Google Begins Testing 'Pilotless' Flying Taxis That Can Reach 93MPH
The pilotless aircraft, known as Cora, will fly with the help of its small lift rotors
The flying car, once a distant 'sci-fi dream' of the future, may now become reality as pilotless taxis are being tested as part of a new project backed by search giant Google.
Zephyr Airworks, a subsidiary of Page's company Kitty Hawk, is in the process of testing and developing airborne taxis in New Zealand.
The pilotless aircraft, known as Cora, will fly with the help of its small lift rotors on its wings, giving it a vertical take-off and landing capability similar to a drone or helicopter.
Developers claim that ' Cora' will be much quieter than a helicopter and will, of course, have no pilot. Project developers also claim that craft will be able to transport passengers to urban areas such as rooftops and landing pads.
DailyStar reports: Zephyr chief executive Fred Reid said: “We are offering a pollution free, an emission-free vehicle that flies dependably, we think this is the logical next step in the evolution of transportation.”
The Cora prototype being tested uses three onboard computers to calculate its flight path and is capable of carrying two passengers.
The computers operate independently of each other for safety and the aircraft can deploy a parachute if anything goes wrong.
The aircraft, previously known as Zee.Aero, can travel 62 miles and reach speeds of 93mph and an altitude of 3,000 feet.
The Cora project envisages they will become so common that "air travel will be woven into our daily lives".
Zephyr said using them would be a simple experience for passengers.
"You wouldn't have to know anything about flying a plane. Cora could fly for you," the company said.
"And it would be all-electric, helping to build a sustainable world."
The aircraft will not be offered for sale, instead, the public must book trips like they would with an airline or taxi service.
Zephyr said it would operate in a similar fashion to a car ride-share – like Uber – and is working on an app so customers could hail the air taxis on their mobile phones.

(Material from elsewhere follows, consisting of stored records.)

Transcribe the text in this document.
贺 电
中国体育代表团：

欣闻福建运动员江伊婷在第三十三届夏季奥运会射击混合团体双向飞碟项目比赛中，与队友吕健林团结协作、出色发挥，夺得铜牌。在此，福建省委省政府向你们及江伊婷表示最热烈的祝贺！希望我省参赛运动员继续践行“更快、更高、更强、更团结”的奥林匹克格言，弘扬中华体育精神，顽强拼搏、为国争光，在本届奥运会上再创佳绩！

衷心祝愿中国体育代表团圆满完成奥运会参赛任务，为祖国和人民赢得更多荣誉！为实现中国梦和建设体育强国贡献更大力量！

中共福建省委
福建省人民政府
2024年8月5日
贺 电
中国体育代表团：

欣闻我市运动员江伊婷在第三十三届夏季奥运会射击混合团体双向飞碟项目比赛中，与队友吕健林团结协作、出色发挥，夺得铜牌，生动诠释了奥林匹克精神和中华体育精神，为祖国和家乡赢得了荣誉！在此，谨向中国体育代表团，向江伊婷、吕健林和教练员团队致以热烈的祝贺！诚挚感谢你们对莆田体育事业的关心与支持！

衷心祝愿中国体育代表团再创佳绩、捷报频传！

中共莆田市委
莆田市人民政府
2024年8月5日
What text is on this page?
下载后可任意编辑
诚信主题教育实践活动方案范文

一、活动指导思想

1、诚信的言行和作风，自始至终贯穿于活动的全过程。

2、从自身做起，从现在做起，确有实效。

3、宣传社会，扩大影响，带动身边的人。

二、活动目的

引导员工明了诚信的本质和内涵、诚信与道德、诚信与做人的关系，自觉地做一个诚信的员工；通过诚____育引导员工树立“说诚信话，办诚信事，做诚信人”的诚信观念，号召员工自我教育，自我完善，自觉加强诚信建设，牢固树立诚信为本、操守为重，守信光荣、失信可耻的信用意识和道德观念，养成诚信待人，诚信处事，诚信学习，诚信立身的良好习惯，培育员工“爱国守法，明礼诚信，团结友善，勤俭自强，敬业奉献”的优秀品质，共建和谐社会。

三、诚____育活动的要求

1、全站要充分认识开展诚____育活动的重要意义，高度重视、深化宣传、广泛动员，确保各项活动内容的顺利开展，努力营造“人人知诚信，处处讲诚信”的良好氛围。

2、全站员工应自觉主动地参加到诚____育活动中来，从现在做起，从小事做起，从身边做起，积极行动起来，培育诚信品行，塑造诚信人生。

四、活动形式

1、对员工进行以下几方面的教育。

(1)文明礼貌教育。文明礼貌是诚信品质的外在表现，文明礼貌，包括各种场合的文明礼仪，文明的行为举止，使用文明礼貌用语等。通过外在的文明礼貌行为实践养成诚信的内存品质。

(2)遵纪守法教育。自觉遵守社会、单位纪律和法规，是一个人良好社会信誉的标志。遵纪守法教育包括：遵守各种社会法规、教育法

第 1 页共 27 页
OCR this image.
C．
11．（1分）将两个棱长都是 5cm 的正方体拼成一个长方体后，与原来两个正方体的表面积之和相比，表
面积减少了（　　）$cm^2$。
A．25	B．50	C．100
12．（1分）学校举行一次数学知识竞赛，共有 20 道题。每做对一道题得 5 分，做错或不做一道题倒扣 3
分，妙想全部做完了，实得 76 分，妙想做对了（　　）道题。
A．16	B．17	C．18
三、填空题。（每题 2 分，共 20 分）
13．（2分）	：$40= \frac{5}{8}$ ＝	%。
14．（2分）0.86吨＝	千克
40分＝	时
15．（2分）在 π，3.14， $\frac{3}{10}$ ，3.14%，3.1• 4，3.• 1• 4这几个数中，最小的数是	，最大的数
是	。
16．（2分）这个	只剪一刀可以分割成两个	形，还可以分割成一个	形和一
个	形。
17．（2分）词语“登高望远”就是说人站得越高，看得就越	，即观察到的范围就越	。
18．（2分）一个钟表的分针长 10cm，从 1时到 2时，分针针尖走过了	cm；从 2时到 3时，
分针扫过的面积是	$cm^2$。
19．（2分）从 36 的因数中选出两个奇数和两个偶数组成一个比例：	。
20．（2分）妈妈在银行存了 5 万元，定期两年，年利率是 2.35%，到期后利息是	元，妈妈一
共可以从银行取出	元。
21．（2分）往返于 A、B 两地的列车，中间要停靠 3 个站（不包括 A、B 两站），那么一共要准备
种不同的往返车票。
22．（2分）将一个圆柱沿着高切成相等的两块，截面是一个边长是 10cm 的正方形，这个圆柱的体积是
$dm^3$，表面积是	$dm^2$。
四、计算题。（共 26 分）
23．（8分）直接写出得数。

Reid said local officials embraced the idea.
"We had no idea what to expect," he said.
"They could have laughed us out of the room. We were pitching something that sounded like science fiction."
Trialing the flying taxi service will take six years, with operations based around the city of Christchurch.
Christchurch mayor Lianne Dalziel said: "This aircraft represents the evolution of the transport ecosystem to one that responds to a global challenge to traffic and congestion, and is kinder to the planet.”